A Modest Proposal: Change the School Year

Over the past few weeks, the articles on this site have had the constant theme of “Continuous Improvement ≠ Transformational Innovation.”  They looked at how we can “start all over again,” by teaching young children with strategies that wire their brains for success, rather than giving them more and more emphasis on the “basics” of a common core curriculum, and then assessing learning through standardized testing.  Standardized testing is great if you’re looking at “ranking” children according to their performance…but not if the goal is to have every child achieve to their highest potential.

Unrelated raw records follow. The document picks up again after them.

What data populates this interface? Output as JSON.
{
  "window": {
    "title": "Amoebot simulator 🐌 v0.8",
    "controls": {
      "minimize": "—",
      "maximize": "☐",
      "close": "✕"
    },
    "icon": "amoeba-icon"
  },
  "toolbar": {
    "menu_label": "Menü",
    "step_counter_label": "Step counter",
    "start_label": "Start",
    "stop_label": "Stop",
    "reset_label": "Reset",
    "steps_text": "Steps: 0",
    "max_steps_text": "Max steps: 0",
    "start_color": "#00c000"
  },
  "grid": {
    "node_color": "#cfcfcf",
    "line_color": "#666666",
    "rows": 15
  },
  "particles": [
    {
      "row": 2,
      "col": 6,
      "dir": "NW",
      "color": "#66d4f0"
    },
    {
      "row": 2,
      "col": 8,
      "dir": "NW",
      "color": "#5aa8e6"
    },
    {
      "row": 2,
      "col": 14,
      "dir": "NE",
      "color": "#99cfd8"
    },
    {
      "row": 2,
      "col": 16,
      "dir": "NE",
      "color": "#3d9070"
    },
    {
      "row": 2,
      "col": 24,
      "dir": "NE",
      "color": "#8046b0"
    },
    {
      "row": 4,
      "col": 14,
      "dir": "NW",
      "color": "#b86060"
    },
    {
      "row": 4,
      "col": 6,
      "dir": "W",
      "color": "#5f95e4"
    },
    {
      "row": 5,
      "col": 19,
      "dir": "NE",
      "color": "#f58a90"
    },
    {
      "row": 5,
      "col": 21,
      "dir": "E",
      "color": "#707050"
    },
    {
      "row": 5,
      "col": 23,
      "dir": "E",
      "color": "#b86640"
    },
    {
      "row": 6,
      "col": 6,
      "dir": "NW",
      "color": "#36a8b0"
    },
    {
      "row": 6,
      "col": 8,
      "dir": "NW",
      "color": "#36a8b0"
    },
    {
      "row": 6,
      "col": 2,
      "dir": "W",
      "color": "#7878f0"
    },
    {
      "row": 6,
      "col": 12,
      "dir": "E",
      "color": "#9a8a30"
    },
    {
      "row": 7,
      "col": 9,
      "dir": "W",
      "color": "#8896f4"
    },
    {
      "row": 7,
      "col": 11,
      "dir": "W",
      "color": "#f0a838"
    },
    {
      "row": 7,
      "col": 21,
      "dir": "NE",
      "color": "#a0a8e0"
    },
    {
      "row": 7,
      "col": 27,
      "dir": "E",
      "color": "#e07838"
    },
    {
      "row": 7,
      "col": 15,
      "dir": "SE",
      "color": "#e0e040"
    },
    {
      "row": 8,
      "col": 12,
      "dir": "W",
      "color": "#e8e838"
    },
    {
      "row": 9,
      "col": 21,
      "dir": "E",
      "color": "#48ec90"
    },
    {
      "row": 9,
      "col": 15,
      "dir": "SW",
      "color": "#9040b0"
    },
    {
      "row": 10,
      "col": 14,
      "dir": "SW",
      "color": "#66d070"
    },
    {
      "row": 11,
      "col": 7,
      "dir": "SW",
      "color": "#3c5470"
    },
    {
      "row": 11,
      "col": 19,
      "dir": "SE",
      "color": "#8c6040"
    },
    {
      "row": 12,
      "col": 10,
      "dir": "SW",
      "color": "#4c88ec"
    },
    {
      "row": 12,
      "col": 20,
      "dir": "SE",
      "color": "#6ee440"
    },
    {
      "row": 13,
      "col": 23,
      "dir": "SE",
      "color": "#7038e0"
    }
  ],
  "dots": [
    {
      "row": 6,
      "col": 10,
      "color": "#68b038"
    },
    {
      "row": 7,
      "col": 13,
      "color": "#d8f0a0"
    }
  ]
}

So as we embark on a new year, let’s look to those new technologies that have transformed other industries today.  Certainly the Internet has made online commerce commonplace, sealing the fates of department stores and shopping malls.  Mobile devices have virtually eliminated the compact disc, the cassette and other ways of storing and distributing recorded music.  Services like Uber and Lyft have empowered regular citizens to challenge the sometimes less-than-convenient/clean/comfortable transportation environments provided by cab companies and shuttle services.

Schools, especially in certain parts of the nation, complain about the weather-related delays and cancellations that impact their lesson plans and other important events.  So let’s do something transformational too.

Change the school year.

Rather than September through May,  make it March through November.  Families take their kids out of school for vacation whenever it’s convenient for the family, and with online learning becoming more and more prevalent, why not? It would save on heating bills, school delays and cancellations, and dangerous travel conditions.   The school year could end with a big thanksgiving celebration around, yes, Thanksgiving, and then start up again when all the holidays (including the occasional blizzard or two) are pretty much over.

Sure, the summer is a great time for activities, but the let’s use some research rationale here as well.  The school year was designed when our nation was an agrarian society, and most of the work around the farm was done by members of the family and their many children.  Today, technology has changed things in farming, as it has in other industries.  Other school systems around the world conduct classes all year long.  And, when the barometric pressure is high and the sun is shining, the body is more energized to be productive.  There’s a reason animals hibernate in the winter, and it’s more than just the inability to find food.

Think about it, and map it out on a calendar.  Is it practical?  Probably not.  But if you want to be transformational, something big needs to happen.